Farmers Organisation Authority Defends Overseas Reverse Investments As ‘Food Sovereignty’

Farmers Organisation Authority (LPP) chairman Mahfuz Omar defends KPKM’s reverse investment strategy for GLCs/GLICs to invest in foreign farming, saying Malaysia’s food sovereignty can’t be measured solely by output or self-sufficiency ratios.

KUALA LUMPUR, Jan 19 — Farmers Organisation Authority (LPP) chairman Mahfuz Omar has defended the government’s reverse investment strategy for farming abroad as a “food sovereignty” measure.

Mahfuz, who is also Amanah vice-president, said food sovereignty cannot be measured solely by increased output or self-sufficiency ratios (SSR), but encompasses the nation’s capacity to control strategic inputs, data, logistics, markets and price stability, so that the national food system can function effectively even in the face of external shocks.

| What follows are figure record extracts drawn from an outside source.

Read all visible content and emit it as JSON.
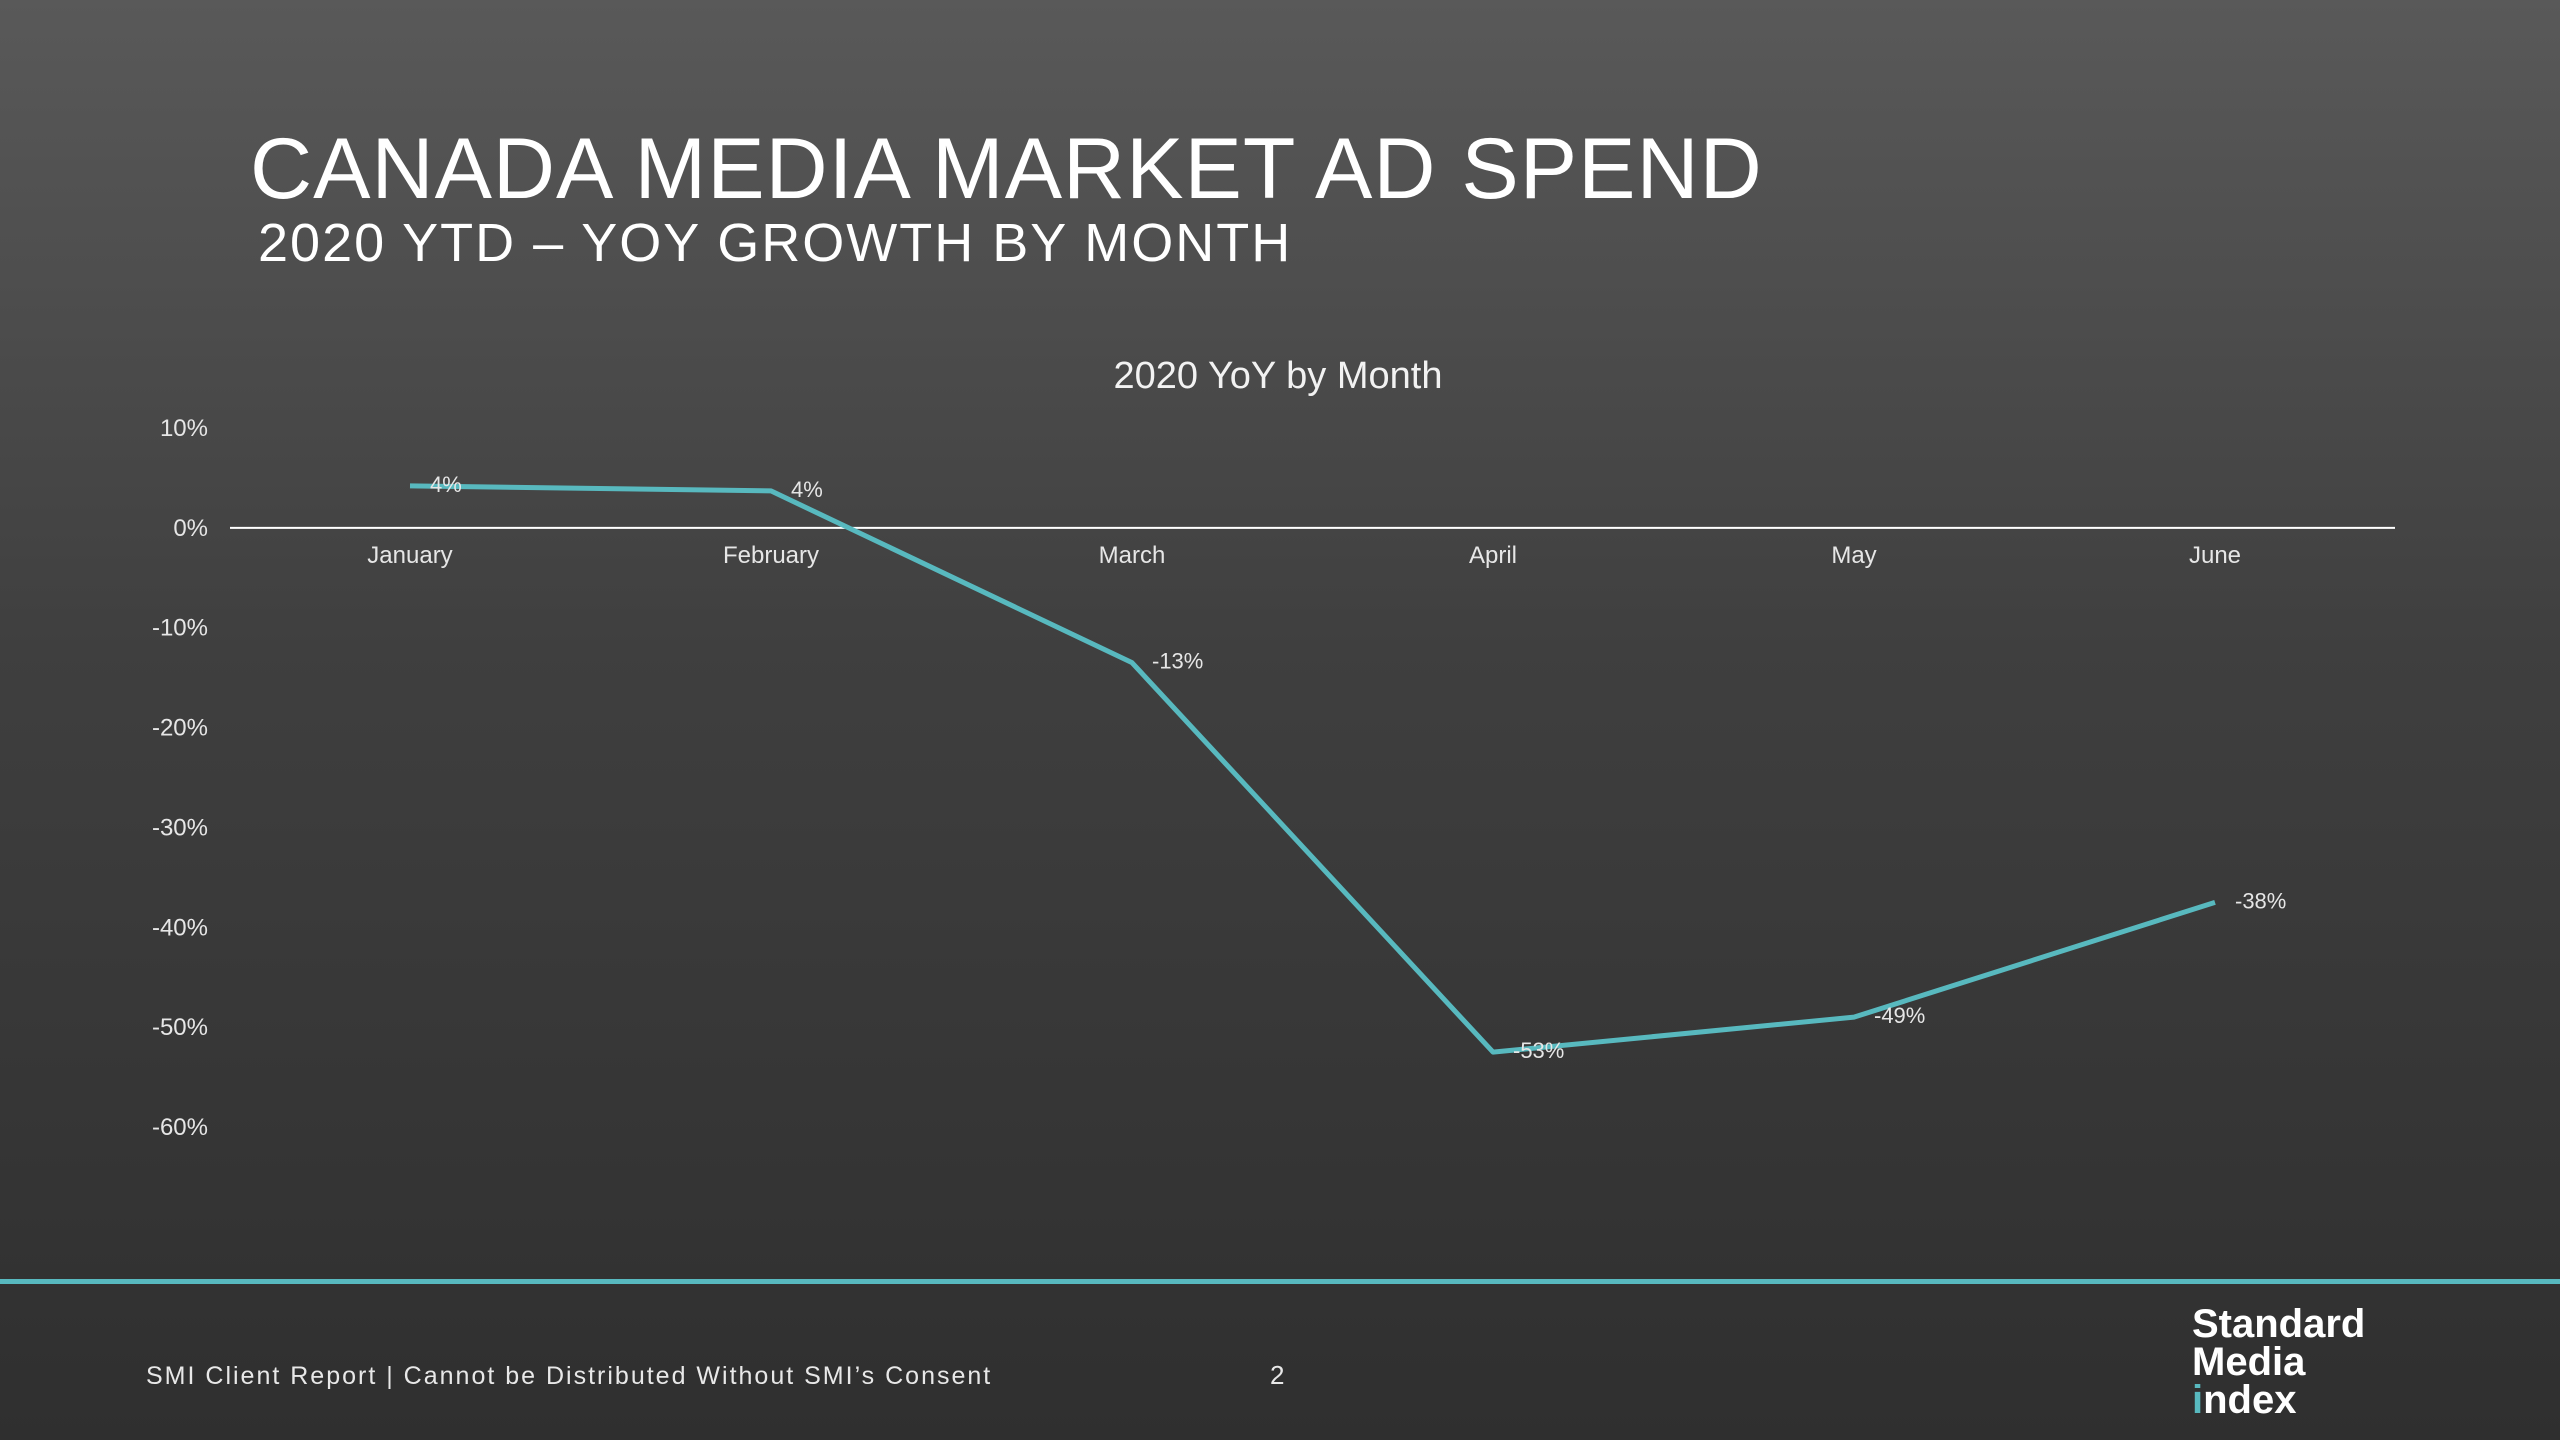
{
  "slide": {
    "title": "CANADA MEDIA MARKET AD SPEND",
    "subtitle": "2020 YTD – YOY GROWTH BY MONTH"
  },
  "chart_data": {
    "type": "line",
    "title": "2020 YoY by Month",
    "categories": [
      "January",
      "February",
      "March",
      "April",
      "May",
      "June"
    ],
    "series": [
      {
        "name": "2020 YoY",
        "values": [
          4,
          4,
          -13,
          -53,
          -49,
          -38
        ],
        "labels": [
          "4%",
          "4%",
          "-13%",
          "-53%",
          "-49%",
          "-38%"
        ],
        "color": "#58b9bf"
      }
    ],
    "plot_values": [
      4.2,
      3.7,
      -13.5,
      -52.5,
      -49,
      -37.5
    ],
    "ylim": [
      -60,
      10
    ],
    "yticks": [
      10,
      0,
      -10,
      -20,
      -30,
      -40,
      -50,
      -60
    ],
    "ytick_labels": [
      "10%",
      "0%",
      "-10%",
      "-20%",
      "-30%",
      "-40%",
      "-50%",
      "-60%"
    ],
    "grid": false,
    "legend": "none"
  },
  "footer": {
    "disclaimer": "SMI Client Report | Cannot be Distributed Without SMI’s Consent",
    "page_number": "2"
  },
  "logo": {
    "line1": "Standard",
    "line2": "Media",
    "line3_dot": "i",
    "line3_rest": "ndex",
    "accent_color": "#58b9bf"
  },
  "colors": {
    "accent": "#58b9bf",
    "axis": "#ffffff"
  }
}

“Without control over the food system, the achieved sovereignty risks being temporary in nature,” he said in a statement yesterday.

“In this context, the announced reverse investment approach should be strengthened as part of a national food security portfolio, particularly for critical inputs such as seeds, fertilisers and animal feed. This measure is not intended to replace the role of local producers, but rather to serve as a strategic buffer to protect the people from volatility in global markets.

“At the same time, this approach should be leveraged to encourage the participation of local companies as strategic partners in the global food supply chain, so that expertise, capital and investment returns can flow back to strengthen the national agri-food ecosystem.”

LPP is a government agency under the Ministry of Agriculture and Food Security Ministry (KPKM), whose mission is to empower farmers’ organisations in the country’s agro-food sector to produce productive farmers.

Agriculture and Food Security Minister Mohamad Sabu announced in his New Year address last Friday that KPKM will lead a reverse investment drive this year for government-linked companies (GLCs) and government-linked investment companies (GLICs) to invest overseas in ruminants (cattle), rice, milk, as well as seeds and breeding stock.

This year, KPKM targets increasing beef and buffalo meat production to 50,000 metric tonnes and an 18 per cent SSR. 

KPKM secretary-general Isham Ishak told reporters that reverse investment measures, like growing rice abroad, would enable Malaysia to import supplies back into the country.